Combining both, the above interaction would have a different beginning and ending:

> (bank-app/k 100 (lambda (n balance) (web-display (list n balance))))
; web-read: enter (submit N) to continue the following \
;  [100] Withdraw amount:                              \
> (submit 50)                                            \
; web-read: enter (submit N) to continue the following    \
;  [50] Withdraw amount:                                  \  same
> (submit 20)                                              \  as
; web-read: enter (submit N) to continue the following      / above
;  [30] Withdraw amount:                                  /
> (submit 20)                                            /
; web-read: enter (submit N) to continue the following  /
;  [10] Withdraw amount:                              /
> (submit 10)                                          /
; web-display: (4 0)

Implement this change.

(Note: you should NOT use a helper function to do implement this.)

Question 5. Language Features24 pts

Unless told otherwise, choose the best answer in each of the following questions. (Note that there could be several answers that are correct, but one should be the most accurate.)

Question 5a.

What will happen if we use the lambda1 wrapper around the (x x) in an omega-combinator? Something like:

((lambda1 (x) (x x)) (lambda1 (x) (x x)))
  1. This will keep throwing type errors, which means that it would never be actually executed.

  2. It will fail with an “already called” error.

  3. It will run forever as usual.

  4. It is a bogus question since the omega combinator cannot be typed, so the code won’t even compile (this is not Schlac).

  5. It will work fine since lambda1 will keep recreating new one-shot functions on each call, but since this involves allocation of a box on every call, it will be much slower.

  6. It will work fine since lambda1 will keep recreating new one-shot functions on each call, but since this involves allocation of a box on every call, it will eventually consume all memory and crash.

Question 5b.

A requirement in the lambda1 question was that if an error is thrown then the function is still available for use. How does this affect its functionality?

  1. It’s a macro, so it’s a strictly syntax-level tool, and no functionality is implied by it.

  2. It requires a check that is done after calling the input function, therefore the resulting function is never tail-recursive, even if the input function is.

  3. It makes the resulting function much slower, since allowing an error through involves expensive continuation capturing.

  4. It will not have any noticeable effect.

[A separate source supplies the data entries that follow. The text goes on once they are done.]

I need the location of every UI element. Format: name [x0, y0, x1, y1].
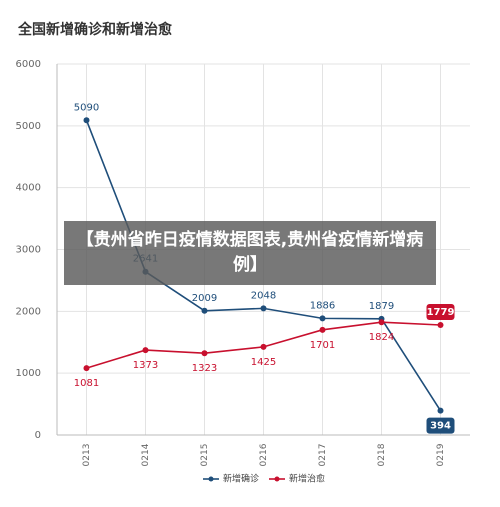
data-label: 1081	[74, 378, 99, 389]
point	[260, 343, 267, 350]
point	[319, 315, 326, 322]
point	[83, 117, 90, 124]
data-label: 1779	[427, 307, 455, 318]
data-label: 1886	[310, 300, 335, 311]
point	[437, 321, 444, 328]
x-tick-label: 0214	[141, 443, 151, 466]
x-tick-label: 0217	[318, 444, 328, 467]
data-label: 1824	[369, 332, 394, 343]
data-label: 1879	[369, 301, 394, 312]
point	[142, 347, 149, 354]
x-tick-label: 0218	[377, 443, 387, 466]
point	[83, 365, 90, 372]
chart-title: 全国新增确诊和新增治愈	[17, 21, 173, 38]
x-tick-label: 0219	[436, 443, 446, 466]
point	[378, 319, 385, 326]
label-box	[426, 303, 455, 320]
data-label: 2048	[251, 290, 276, 301]
legend-label: 新增治愈	[289, 473, 325, 485]
legend-dot	[274, 476, 280, 482]
data-label: 1373	[133, 360, 158, 371]
legend-label: 新增确诊	[223, 473, 259, 485]
y-tick-label: 5000	[16, 121, 41, 132]
y-tick-label: 3000	[16, 245, 41, 256]
point	[201, 307, 208, 314]
data-label: 2009	[192, 293, 217, 304]
point	[437, 407, 444, 414]
overlay-banner: 【贵州省昨日疫情数据图表,贵州省疫情新增病例】	[64, 221, 436, 285]
point	[319, 326, 326, 333]
x-tick-label: 0215	[200, 444, 210, 467]
y-tick-label: 4000	[16, 183, 41, 194]
data-label: 1701	[310, 340, 335, 351]
point	[260, 305, 267, 312]
label-box	[426, 417, 455, 434]
y-tick-label: 2000	[16, 306, 41, 317]
x-tick-label: 0216	[259, 443, 269, 466]
data-label: 394	[430, 421, 451, 432]
data-label: 1323	[192, 363, 217, 374]
y-tick-label: 1000	[16, 368, 41, 379]
point	[201, 350, 208, 357]
x-tick-label: 0213	[82, 444, 92, 467]
y-tick-label: 6000	[16, 59, 41, 70]
data-label: 1425	[251, 357, 276, 368]
data-label: 5090	[74, 102, 99, 113]
y-tick-label: 0	[35, 430, 41, 441]
legend-dot	[208, 476, 214, 482]
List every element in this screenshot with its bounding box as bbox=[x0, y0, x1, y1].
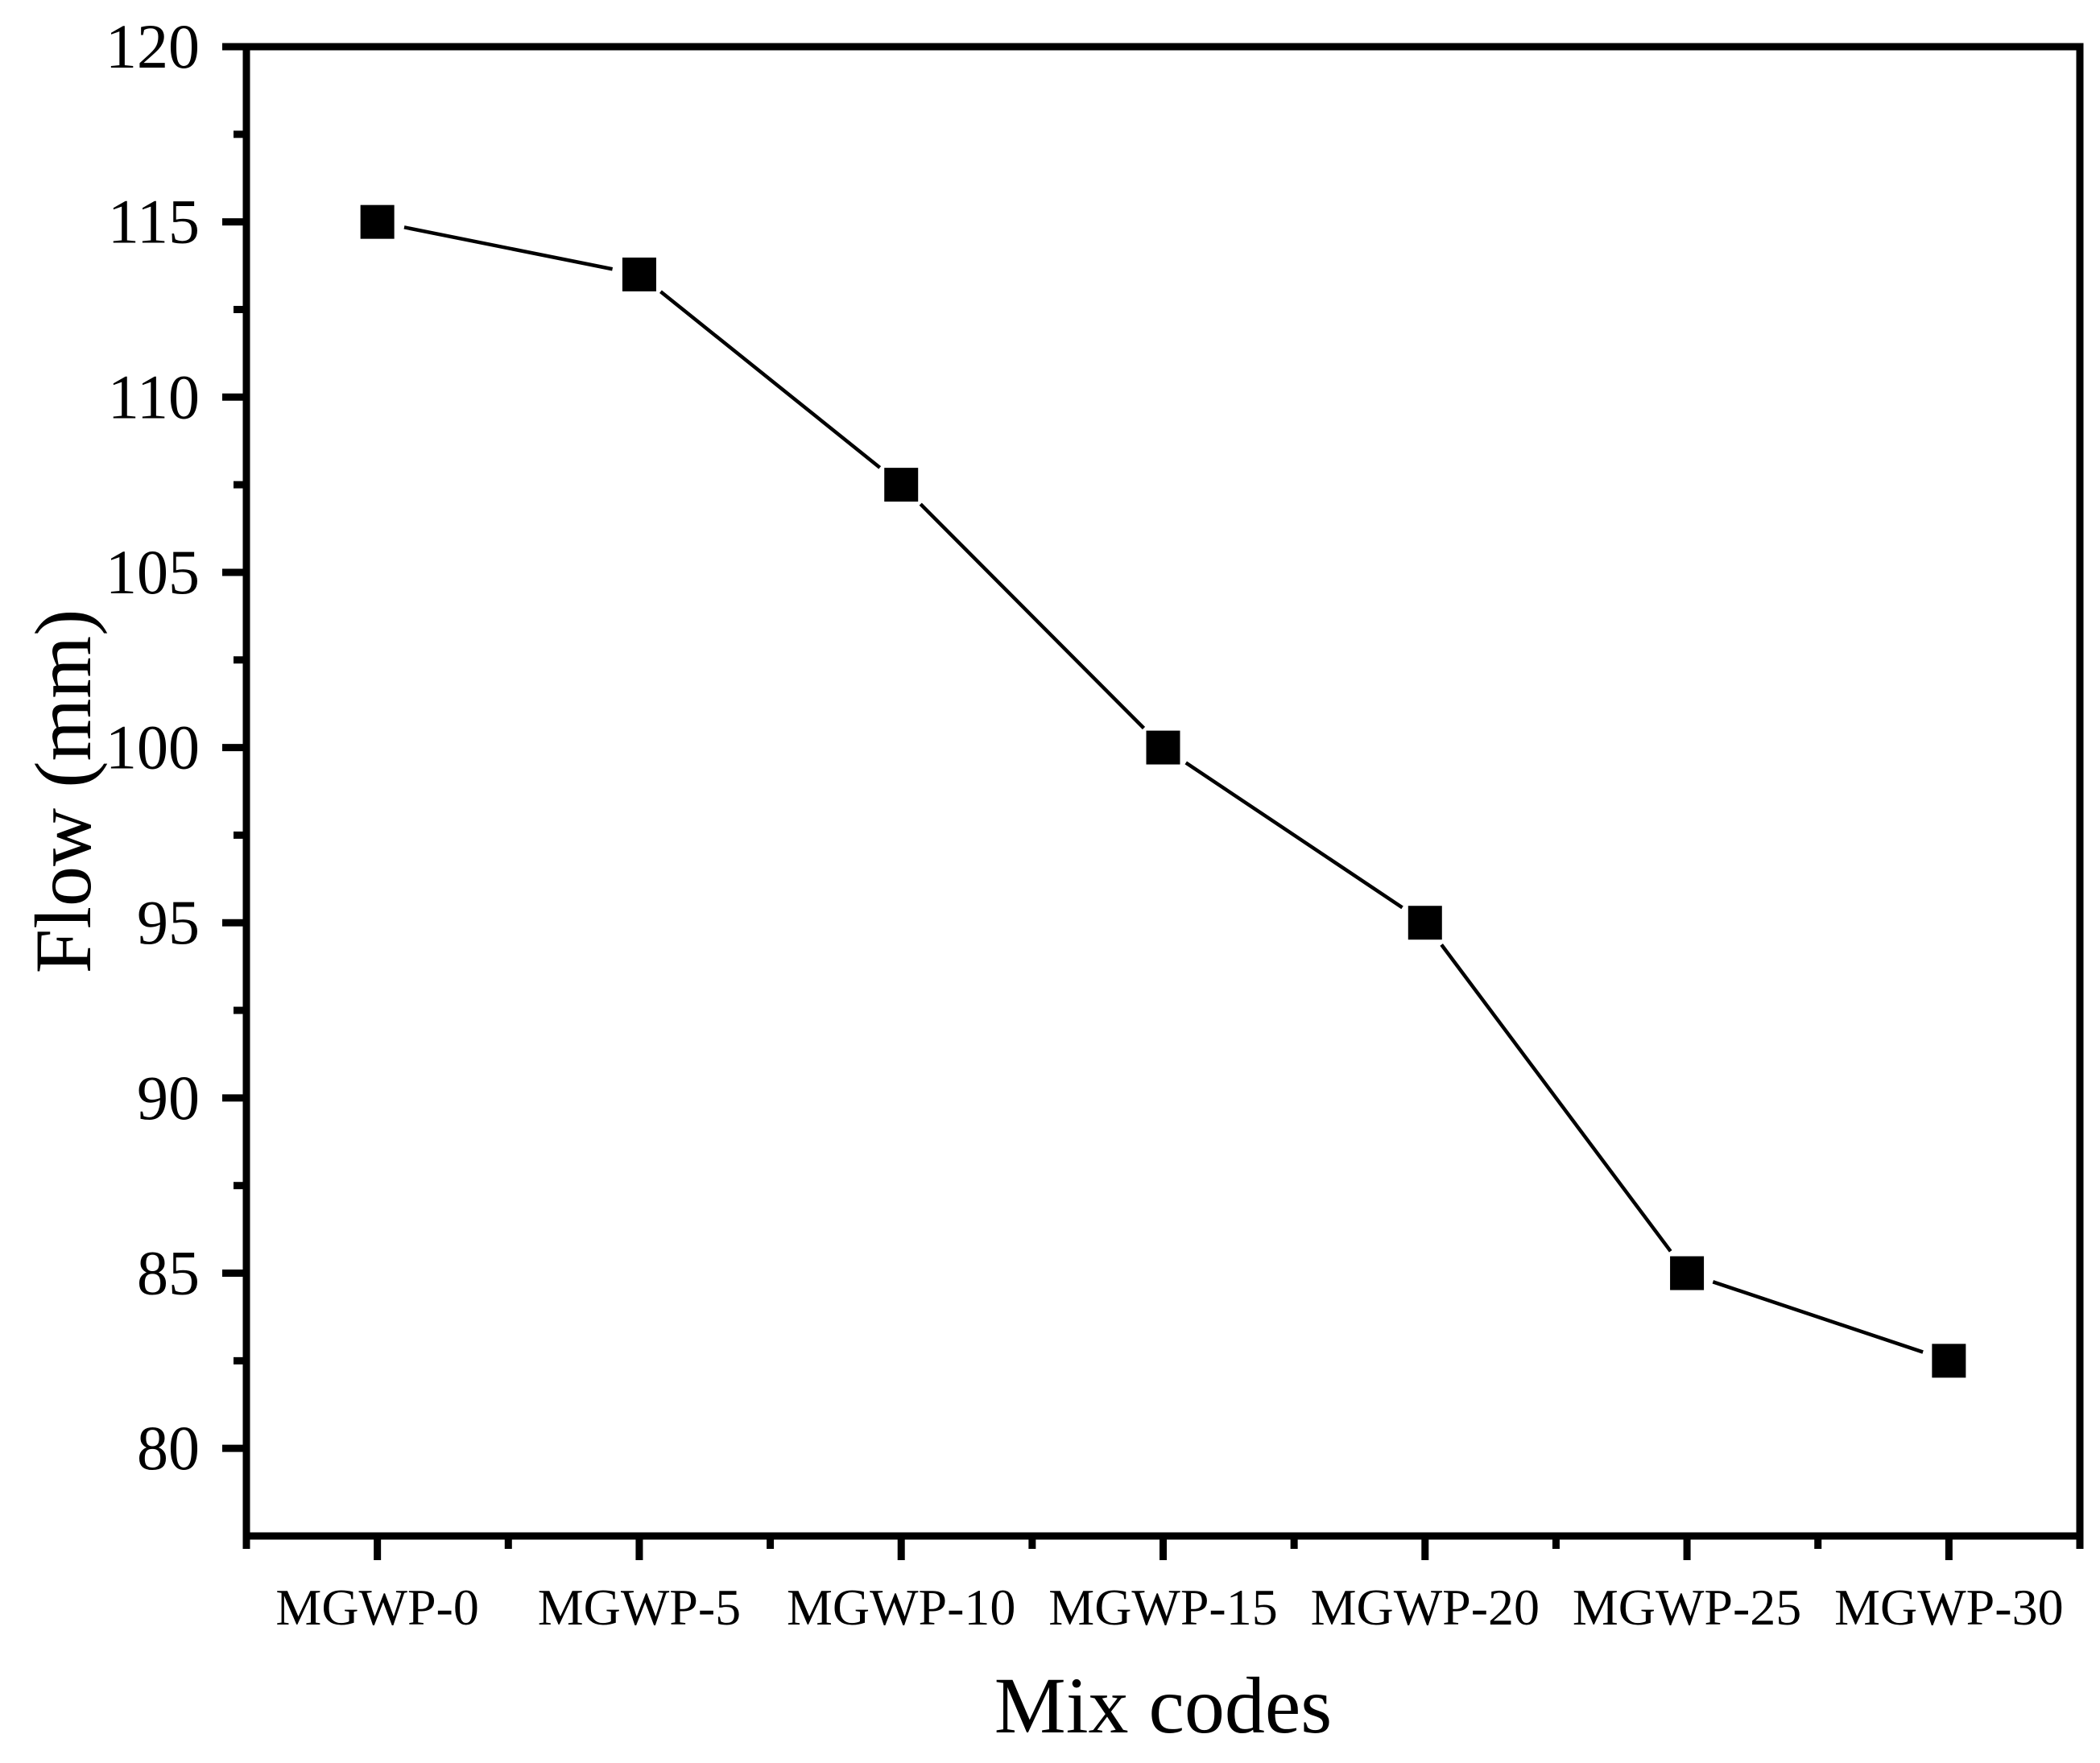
y-tick-label: 80 bbox=[137, 1413, 200, 1483]
data-point-marker bbox=[1932, 1344, 1966, 1378]
plot-frame bbox=[242, 43, 2084, 1540]
series-line-segment bbox=[1440, 943, 1672, 1253]
series-line-segment bbox=[659, 290, 882, 469]
y-tick-label: 90 bbox=[137, 1063, 200, 1133]
y-tick-label: 100 bbox=[105, 712, 200, 782]
y-axis-title: Flow (mm) bbox=[19, 609, 108, 974]
series-line-segment bbox=[1184, 761, 1403, 910]
series-line-segment bbox=[919, 502, 1146, 730]
x-axis-title: Mix codes bbox=[994, 1661, 1332, 1750]
y-tick-label: 110 bbox=[108, 361, 200, 431]
x-tick-label: MGWP-20 bbox=[1311, 1579, 1540, 1636]
y-tick-label: 120 bbox=[105, 11, 200, 81]
x-tick-label: MGWP-0 bbox=[275, 1579, 478, 1636]
y-tick-label: 85 bbox=[137, 1238, 200, 1308]
data-point-marker bbox=[1670, 1256, 1705, 1290]
data-point-marker bbox=[1408, 906, 1442, 940]
y-tick-label: 115 bbox=[108, 187, 200, 257]
series-line-segment bbox=[1712, 1280, 1924, 1354]
x-tick-label: MGWP-5 bbox=[538, 1579, 741, 1636]
x-tick-label: MGWP-30 bbox=[1834, 1579, 2063, 1636]
y-tick-label: 95 bbox=[137, 887, 200, 957]
series-line-segment bbox=[403, 225, 614, 271]
data-point-marker bbox=[622, 257, 656, 291]
data-point-marker bbox=[884, 468, 919, 502]
x-tick-label: MGWP-25 bbox=[1573, 1579, 1801, 1636]
x-tick-label: MGWP-10 bbox=[787, 1579, 1015, 1636]
y-tick-label: 105 bbox=[105, 537, 200, 607]
data-point-marker bbox=[360, 204, 395, 239]
x-tick-label: MGWP-15 bbox=[1048, 1579, 1277, 1636]
data-point-marker bbox=[1146, 730, 1180, 765]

  5. Being able to run it again after an error means that it cannot be part of a statically typed language, so it can only works in an untyped language.

Question 5c.

In Question 4, why did I ask you to drop the transactions argument rather than just using a continuation of two arguments?

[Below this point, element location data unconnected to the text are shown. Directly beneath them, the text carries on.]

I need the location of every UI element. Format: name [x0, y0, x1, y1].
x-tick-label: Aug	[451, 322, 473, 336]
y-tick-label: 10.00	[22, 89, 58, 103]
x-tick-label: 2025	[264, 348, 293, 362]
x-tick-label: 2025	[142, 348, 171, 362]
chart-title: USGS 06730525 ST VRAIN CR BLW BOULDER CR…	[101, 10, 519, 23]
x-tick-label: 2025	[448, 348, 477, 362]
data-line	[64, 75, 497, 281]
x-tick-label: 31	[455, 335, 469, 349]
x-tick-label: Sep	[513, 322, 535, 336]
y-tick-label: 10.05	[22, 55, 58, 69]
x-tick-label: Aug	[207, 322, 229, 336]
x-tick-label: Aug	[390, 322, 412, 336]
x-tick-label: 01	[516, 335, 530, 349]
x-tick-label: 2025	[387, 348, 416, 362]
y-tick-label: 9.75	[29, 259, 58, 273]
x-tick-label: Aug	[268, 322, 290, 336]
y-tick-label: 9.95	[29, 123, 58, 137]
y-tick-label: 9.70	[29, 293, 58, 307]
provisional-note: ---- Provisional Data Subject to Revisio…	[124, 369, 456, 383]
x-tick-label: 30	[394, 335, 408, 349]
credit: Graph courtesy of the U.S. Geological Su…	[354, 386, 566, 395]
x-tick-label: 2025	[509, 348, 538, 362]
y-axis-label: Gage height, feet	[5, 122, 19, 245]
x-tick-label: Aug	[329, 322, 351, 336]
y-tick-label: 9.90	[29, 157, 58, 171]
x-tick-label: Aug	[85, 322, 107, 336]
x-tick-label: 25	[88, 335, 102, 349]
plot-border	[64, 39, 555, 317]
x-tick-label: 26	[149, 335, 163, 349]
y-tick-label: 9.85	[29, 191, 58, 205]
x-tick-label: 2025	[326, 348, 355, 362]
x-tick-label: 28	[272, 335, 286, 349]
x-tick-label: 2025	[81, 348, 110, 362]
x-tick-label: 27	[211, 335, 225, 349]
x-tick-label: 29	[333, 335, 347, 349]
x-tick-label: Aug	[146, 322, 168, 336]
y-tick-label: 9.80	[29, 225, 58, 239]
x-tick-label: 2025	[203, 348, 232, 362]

  1. It wouldn’t change the code much, but it would result in a much more inefficient execution.

  2. It wouldn’t make any difference.

  3. It needs to have both changes since using a two-argument continuation mean that we cannot use it as a callback for a function that receives two arguments.

  4. If it only had the change of a two-argument continuation, then the answer would have been trivial, since k is used as-is (as expected from a translated tail-call).

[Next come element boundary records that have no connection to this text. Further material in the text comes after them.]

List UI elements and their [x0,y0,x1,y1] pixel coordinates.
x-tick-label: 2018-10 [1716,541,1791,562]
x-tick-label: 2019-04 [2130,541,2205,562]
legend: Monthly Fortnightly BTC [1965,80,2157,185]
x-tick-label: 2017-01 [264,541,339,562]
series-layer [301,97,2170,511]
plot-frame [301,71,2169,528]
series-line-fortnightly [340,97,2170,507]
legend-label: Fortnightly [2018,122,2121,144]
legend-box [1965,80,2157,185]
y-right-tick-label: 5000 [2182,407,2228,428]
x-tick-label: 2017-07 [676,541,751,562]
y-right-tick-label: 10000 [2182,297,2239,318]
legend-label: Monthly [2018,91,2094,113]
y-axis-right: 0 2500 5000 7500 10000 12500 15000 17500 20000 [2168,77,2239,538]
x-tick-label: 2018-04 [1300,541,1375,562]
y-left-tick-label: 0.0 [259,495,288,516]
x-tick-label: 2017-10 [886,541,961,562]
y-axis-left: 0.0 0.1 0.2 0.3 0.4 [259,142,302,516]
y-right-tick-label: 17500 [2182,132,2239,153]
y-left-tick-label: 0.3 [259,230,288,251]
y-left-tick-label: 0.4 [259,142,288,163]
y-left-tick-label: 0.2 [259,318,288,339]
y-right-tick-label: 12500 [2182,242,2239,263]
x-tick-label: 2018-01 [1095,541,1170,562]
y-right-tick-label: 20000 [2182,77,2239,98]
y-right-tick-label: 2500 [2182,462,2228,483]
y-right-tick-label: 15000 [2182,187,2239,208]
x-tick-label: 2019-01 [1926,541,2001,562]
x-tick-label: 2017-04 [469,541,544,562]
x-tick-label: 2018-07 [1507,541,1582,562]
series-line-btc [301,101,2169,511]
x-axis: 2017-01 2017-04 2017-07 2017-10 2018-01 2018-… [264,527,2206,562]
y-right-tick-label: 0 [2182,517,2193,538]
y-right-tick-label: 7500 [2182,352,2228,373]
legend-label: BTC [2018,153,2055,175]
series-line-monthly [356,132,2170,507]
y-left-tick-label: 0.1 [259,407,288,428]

  5. If it only had the change of a two-argument continuation, then the answer would have been been much more difficult since we would get two input arguments and two output values, which would mean four cases to implement in the code.

Question 5d.

You’re given a Racket REPL that is either in #lang pl untyped or in #lang pl lazy. You need to write one expression that evaluates to either 1 if it’s the former or 2 if it’s the latter (plain evaluation, no errors etc).

Write an expression that does this (a SHORT one) if possible,
write a BRIEF explanation why it’s impossible.